Seni Cepung
Kesenian ini merupakan seni vokal tradisional daerah Lombok, alat yang digunakan sangat terbatas, hanya diiringi dua alat musik yaitu seruling dan redep. Dengan keterbatasan alat musik yang digunakan maka para pemain mengatasinya dengan cara menirukan bunyi gendang, kenceng, rincik. Para pemain selain bertugas membuat bunyi-bunyian yang menyerupai alat musik tertentu juga sebagai pembawa syair atau pantun secara bersaut- sautan.
Jumlah pemain cepung ini 6 orang yang bertugas sebagai pembaca lontar yang merupakan sumber cerita dan syair cepung itu sendiri.
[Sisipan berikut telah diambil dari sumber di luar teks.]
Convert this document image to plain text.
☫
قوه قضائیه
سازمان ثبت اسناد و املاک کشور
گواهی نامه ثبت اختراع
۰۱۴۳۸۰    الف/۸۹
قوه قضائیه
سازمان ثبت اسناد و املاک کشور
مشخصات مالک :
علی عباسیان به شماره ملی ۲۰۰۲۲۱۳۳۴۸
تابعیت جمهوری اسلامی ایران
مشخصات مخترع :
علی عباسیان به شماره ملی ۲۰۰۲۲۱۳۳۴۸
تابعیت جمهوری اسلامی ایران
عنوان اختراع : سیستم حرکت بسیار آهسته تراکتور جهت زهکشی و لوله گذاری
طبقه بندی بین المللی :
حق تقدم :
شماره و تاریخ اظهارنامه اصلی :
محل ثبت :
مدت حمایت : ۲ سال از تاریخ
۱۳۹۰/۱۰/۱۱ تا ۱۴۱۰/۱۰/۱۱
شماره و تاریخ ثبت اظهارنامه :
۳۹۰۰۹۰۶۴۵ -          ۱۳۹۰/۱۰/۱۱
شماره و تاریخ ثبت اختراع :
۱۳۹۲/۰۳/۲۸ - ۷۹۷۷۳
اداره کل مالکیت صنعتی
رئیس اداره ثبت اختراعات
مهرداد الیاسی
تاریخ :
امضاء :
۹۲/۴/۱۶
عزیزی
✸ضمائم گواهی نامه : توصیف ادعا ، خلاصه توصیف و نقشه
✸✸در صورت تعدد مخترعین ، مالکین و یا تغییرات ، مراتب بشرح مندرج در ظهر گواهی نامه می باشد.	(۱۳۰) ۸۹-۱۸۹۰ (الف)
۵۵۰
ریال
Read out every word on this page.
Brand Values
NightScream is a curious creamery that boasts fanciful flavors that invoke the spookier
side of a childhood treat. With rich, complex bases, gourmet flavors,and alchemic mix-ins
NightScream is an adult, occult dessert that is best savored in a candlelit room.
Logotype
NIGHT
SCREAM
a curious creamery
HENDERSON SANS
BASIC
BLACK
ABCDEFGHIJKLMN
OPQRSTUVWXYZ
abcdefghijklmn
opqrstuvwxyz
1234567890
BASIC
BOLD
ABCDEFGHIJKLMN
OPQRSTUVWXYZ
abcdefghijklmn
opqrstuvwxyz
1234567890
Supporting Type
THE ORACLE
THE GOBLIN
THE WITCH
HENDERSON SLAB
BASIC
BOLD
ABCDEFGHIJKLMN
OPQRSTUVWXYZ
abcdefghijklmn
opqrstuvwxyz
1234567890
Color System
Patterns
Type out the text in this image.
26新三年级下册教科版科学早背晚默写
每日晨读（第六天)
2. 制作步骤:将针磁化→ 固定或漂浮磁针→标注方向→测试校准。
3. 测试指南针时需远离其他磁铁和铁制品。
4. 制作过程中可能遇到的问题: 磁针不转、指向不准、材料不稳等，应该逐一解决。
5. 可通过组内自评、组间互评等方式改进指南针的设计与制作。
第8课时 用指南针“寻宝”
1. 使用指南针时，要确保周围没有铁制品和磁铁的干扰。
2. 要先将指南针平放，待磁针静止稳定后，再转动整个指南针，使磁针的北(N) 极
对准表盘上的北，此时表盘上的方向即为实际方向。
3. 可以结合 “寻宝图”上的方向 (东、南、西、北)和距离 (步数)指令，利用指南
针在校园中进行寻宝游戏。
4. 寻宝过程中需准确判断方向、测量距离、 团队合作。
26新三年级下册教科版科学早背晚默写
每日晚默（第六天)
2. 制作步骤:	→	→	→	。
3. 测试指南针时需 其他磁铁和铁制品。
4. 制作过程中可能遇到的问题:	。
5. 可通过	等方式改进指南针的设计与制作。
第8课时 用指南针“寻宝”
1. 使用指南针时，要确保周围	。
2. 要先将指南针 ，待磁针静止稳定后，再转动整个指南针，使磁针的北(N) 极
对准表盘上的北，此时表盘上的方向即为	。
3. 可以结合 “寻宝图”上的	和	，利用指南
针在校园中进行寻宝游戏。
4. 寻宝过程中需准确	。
Pembacaan dilakukan bergantian setiap kali pergantian babak permainan ( merupakan pendahulu gending baru), dua orang sebagai pemain alat musik dan tiga orang sebagai pembawa musik vokal yang dilakukan sambil menari dengan gaya yang lucu sesuai dengan syair dan gending yang dibawakan dan ketiga pembawa musik vokal tersebut dalam keadaaan duduk.
Kesenian ini merupakan perkembangan dari “pepaosan-pepaosan” , cerita yang diambil dalam seni cepung ini khusus dari Pepaosan Cerita klasik”Monyeh”. Cerita klasik Monyeh sangat terkenal di Lombok, dikarang dalam bentuk pantun (seloka) dalam bahasa sasak oleh Jero Mihran/Mamiq Mihran pada tahun 1859. Seluruhnya terdiri dari 671 bait, dibawakan dengan tembang Sinom, Semarandana, Kumambang, Durma, Dang-dang dan Pangkur.